Delegados estudam instaurar procedimento de favorecimento pessoal contra advogados de Samaritano

 

 

Os delegados Gabriel Henrique Alves Costa, diretor da 20ª Seccional de Polícia Civil em Parauapebas, e Dufrae Abade Paiva, responsável pelo inquérito do agente de trânsito do Detran Diógenes Samaritano, acusado de matar no último final de semana a própria esposa, Dayse Dyana, 35 anos, concederam entrevista coletiva nesta terça-feira (2).
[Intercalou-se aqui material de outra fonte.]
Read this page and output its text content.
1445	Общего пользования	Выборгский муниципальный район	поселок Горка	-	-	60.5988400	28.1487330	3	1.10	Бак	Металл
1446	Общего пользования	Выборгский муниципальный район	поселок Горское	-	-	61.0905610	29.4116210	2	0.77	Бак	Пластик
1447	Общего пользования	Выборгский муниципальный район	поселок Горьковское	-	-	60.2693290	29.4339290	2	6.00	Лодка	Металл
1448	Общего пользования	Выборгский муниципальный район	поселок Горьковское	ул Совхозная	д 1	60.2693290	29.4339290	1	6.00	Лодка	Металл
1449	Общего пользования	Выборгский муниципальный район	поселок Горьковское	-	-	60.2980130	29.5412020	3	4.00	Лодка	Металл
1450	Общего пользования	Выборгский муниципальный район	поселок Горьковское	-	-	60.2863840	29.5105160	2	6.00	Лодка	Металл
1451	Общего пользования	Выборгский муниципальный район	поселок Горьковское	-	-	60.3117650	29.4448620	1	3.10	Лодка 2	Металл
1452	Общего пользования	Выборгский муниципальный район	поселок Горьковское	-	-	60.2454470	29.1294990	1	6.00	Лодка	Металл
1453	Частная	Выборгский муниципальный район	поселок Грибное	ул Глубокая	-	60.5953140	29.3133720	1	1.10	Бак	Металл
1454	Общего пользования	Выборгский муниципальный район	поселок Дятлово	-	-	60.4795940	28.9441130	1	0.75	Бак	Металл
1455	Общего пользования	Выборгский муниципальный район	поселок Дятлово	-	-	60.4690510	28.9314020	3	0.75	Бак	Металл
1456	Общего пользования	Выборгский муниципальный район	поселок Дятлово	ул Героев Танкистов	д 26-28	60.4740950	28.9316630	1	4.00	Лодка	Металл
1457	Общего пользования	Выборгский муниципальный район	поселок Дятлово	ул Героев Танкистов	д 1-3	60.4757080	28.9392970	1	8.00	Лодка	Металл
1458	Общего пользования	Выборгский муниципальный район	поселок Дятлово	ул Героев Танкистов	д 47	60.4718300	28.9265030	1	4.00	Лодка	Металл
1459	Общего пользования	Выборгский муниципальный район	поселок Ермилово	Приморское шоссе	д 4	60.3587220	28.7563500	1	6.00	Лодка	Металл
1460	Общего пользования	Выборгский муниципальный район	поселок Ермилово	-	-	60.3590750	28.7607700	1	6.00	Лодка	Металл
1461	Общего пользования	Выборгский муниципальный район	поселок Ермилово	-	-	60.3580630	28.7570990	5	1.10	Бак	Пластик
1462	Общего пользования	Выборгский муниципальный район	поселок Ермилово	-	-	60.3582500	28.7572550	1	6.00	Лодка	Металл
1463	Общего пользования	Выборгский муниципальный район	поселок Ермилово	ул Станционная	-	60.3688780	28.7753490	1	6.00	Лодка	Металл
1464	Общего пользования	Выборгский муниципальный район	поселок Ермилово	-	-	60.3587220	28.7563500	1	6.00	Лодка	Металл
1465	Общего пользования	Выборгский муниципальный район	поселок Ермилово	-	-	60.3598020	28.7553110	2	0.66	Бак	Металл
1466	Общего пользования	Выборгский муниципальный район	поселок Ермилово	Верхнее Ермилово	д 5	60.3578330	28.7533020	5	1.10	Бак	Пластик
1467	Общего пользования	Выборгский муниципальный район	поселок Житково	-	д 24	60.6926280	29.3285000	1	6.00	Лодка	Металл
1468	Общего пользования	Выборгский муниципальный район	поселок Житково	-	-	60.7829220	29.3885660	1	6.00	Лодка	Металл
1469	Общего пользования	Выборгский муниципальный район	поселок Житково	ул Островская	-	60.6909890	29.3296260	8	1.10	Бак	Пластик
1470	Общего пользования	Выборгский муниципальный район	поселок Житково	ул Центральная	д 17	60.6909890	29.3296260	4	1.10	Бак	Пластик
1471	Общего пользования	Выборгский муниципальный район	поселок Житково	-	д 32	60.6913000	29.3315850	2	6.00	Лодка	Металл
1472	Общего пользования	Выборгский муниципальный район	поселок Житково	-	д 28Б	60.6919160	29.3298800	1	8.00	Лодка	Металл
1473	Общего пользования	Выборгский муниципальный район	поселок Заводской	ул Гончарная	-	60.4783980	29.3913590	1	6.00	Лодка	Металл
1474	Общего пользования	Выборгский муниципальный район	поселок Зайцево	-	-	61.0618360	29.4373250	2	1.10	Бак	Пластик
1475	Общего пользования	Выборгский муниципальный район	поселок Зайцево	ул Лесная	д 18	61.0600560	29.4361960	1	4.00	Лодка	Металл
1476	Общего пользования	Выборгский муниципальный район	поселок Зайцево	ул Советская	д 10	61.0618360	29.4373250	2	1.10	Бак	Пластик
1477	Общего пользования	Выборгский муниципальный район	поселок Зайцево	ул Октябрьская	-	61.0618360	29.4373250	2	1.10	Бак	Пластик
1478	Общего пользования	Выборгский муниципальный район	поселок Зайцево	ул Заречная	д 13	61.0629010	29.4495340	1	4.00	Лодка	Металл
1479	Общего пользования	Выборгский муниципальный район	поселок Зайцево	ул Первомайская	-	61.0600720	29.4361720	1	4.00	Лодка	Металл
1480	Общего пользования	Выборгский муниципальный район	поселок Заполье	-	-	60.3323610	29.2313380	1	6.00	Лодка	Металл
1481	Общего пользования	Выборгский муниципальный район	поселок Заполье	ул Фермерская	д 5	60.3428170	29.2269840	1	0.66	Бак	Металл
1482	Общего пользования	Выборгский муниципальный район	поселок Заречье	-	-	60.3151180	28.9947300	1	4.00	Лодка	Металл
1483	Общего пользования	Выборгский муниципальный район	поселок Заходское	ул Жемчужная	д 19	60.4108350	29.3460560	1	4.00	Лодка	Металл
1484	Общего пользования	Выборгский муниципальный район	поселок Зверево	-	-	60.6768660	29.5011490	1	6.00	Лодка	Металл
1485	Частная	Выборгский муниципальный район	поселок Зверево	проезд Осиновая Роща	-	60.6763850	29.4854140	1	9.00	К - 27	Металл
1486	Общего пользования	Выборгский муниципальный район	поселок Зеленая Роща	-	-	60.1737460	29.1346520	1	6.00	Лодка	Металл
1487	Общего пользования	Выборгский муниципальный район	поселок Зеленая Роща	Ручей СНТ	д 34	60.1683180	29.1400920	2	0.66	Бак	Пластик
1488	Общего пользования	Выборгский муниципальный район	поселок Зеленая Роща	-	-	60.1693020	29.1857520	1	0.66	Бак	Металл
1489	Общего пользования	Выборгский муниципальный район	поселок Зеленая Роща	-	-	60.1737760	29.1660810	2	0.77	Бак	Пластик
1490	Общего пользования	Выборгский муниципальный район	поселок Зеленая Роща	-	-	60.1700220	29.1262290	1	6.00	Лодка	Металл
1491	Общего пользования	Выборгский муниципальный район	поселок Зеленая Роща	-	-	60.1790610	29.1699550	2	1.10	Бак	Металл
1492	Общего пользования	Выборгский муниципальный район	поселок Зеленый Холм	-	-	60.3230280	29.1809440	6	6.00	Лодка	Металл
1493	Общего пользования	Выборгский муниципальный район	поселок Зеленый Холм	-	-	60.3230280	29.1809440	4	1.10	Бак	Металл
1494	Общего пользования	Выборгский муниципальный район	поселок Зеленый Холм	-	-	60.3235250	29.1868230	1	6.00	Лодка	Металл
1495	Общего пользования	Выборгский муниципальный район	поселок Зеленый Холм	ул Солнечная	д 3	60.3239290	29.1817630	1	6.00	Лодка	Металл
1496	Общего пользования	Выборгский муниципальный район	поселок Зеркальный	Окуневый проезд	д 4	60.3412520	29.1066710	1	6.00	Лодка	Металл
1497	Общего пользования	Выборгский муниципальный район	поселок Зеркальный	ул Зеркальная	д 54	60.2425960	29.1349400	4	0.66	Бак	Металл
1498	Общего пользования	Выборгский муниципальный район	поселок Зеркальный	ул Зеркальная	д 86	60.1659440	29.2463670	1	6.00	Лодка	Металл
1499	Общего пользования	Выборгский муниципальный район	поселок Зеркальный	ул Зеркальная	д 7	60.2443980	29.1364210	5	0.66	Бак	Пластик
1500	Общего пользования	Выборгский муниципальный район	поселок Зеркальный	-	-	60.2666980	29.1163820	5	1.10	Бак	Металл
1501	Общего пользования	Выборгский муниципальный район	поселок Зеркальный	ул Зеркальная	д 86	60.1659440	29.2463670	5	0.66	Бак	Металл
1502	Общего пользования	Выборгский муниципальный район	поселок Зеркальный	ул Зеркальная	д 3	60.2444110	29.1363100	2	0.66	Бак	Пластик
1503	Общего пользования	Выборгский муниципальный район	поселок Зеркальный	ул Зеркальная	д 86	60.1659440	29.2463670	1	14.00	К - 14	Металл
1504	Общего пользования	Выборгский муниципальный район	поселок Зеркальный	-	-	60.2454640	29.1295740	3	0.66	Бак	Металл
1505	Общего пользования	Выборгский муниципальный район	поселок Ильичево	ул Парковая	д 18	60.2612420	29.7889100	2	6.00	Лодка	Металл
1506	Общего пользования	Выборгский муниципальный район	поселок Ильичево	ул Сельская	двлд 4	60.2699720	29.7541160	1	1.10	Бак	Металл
Os delegados voltaram a afirmar que em momento algum os advogados de Samaritano, Helder Igor e Rodrigo Mata, esboçaram apresentar o cliente à polícia. “Em momento alguns os advogados nos procuraram informando que o Samaritano seria apresentado. Não foi apresentação espontânea, nós tivemos que montar campana para conseguir conduzi-lo”, disse o delegado Gabriel Henrique.

 

Advogados Rodrigo e Helder

 

 

As autoridades analisam se vão instaurar um procedimento de favorecimento pessoal contra os advogados. “O inquérito está sendo finalizado pelo delegado Dufrae, testemunhas próximas ao casal estão sendo ouvidas. Já constatamos que foi o advogado foi quem buscou o cliente Samaritano nas proximidades do escritório usando o próprio caso, uma Hilux de cor prata. Por essas razões poderemos instaurar um procedimento de favorecimento pessoal em cima dos advogados, os indiciando por favorecimento de pessoa, é um crime dentro do código penal, onde quem esconde um criminoso após o crime também comete crime”, disse Gabriel.

 

 

O delegado Dufrae Abade revelou a imprensa que dentro do carro de Samaritano haviam duas mochilas, uma do acusado e outra do filho cheia de roupas. “Acreditamos que ele estava pensando em fugir junto com o filho. Algumas atitudes dele nos levaram a crer que não era um suicídio e sim um feminicídio. Soubemos da situação pelo advogado e o esposo da vítima desaparecido, nos causou estranheza e serviu de base para o pedido da prisão preventiva, concedido pelo judiciário”.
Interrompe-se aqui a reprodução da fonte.